The president left the country December 26, so the motorcade takeover was out. The group of 10-12 (Faal said he thought the group was going to be much bigger) decided to continue with the coup anyway and drew up a plan to storm the Gambian state house, where the president lives, when he was out of town.

They split into two teams. The "Alpha" team tried to scare guards at the building's entrance into submission by shooting into the air. The guards were not scared:

"Instead the group began taking heavy fire from the guard towers. The Alpha team attempted to breach the door of the State House. Faal believes all members of the Alpha Team members were killed," writes Special Agent Nicolas L. Marshall in the charges.

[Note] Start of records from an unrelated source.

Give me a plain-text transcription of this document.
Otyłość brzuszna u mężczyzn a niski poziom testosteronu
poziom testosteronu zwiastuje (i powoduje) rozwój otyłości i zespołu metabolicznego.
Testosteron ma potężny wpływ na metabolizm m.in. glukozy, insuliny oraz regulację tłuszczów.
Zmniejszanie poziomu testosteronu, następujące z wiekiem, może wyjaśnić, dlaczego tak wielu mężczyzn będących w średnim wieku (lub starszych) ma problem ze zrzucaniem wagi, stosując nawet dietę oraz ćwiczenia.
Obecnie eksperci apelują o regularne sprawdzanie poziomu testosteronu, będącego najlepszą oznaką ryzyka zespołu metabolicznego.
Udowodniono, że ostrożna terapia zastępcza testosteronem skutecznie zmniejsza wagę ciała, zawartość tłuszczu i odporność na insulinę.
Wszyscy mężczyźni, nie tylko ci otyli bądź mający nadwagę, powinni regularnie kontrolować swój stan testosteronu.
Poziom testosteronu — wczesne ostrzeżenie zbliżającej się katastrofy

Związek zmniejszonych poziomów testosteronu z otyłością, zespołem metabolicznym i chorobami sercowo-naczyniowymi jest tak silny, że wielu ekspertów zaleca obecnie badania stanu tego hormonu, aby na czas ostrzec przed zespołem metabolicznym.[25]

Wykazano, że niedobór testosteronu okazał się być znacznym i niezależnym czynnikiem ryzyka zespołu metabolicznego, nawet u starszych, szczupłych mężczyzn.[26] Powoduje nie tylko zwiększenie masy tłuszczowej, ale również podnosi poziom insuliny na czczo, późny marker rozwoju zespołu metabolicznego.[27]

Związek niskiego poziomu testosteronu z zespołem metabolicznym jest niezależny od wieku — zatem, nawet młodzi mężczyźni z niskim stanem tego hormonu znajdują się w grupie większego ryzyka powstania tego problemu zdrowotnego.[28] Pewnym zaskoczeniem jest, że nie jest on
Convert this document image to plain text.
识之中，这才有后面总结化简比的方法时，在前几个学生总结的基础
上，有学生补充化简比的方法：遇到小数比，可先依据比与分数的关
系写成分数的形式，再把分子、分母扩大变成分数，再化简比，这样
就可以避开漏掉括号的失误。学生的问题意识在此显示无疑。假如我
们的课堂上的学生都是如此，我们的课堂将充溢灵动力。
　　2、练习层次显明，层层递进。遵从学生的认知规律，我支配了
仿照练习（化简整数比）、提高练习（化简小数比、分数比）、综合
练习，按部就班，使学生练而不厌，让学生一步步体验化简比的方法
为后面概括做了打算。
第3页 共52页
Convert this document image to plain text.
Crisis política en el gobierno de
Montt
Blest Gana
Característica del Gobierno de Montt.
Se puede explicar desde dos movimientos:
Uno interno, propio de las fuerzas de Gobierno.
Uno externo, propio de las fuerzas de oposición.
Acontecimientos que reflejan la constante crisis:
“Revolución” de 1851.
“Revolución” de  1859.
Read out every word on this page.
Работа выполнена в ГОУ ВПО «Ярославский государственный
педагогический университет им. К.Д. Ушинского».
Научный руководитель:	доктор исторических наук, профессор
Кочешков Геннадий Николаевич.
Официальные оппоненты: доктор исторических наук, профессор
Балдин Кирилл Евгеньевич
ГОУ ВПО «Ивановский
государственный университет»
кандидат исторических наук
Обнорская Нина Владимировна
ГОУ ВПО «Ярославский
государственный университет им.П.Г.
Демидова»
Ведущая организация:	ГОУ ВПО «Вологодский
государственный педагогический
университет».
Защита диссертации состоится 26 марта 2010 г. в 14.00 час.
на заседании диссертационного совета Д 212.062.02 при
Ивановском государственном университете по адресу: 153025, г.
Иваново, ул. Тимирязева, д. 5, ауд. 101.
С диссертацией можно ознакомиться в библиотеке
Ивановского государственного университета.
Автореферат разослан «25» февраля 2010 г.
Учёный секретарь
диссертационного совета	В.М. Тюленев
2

Faal, who was code named Fox, was in the "Bravo" team in charge of securing the back door. Faal said he fled after watching one of his fellow Bravo team members die.

He changed into new clothes in a nearby building and took a ferry to neighboring Senegal the next day, where he sought out the U.S. embassy in Dakar.

Agents debriefed him in Dakar and again the next day, January 1, in Washington, D.C. When agents in Minnesota searched his house in Brooklyn Park they found Google Maps satellite images of where the attempted coup took place in a manila folder labeled "Top Secret," manuals for AR-15 assault rifles, and receipts for 55-gallon barrels.

On January 3 federal agents arrested Cherno Njie in Washington, D.C. Njie, a 57-year-old Texas businessman, allegedly financed the whole operation and was set to take over for the Gambian president if the coup was successful. He declined to speak to authorities after he was arrested, unlike Faal.

Gambian President Jammeh has come under fire recently for human rights violations including crackdowns on protesters, journalists, and the GLBT community, according to Youde.

"[The Gambia] has a lot of trappings of a regular democracy," said Youde. "They hold regular elections, they do have opposition political parties, a constitution, five-year presidential terms, but that's just kind of on the surface. When you look at the actual substance of what's going on, Jammeh basically has the ability to rule however he wants, there's no meaningful check on his power."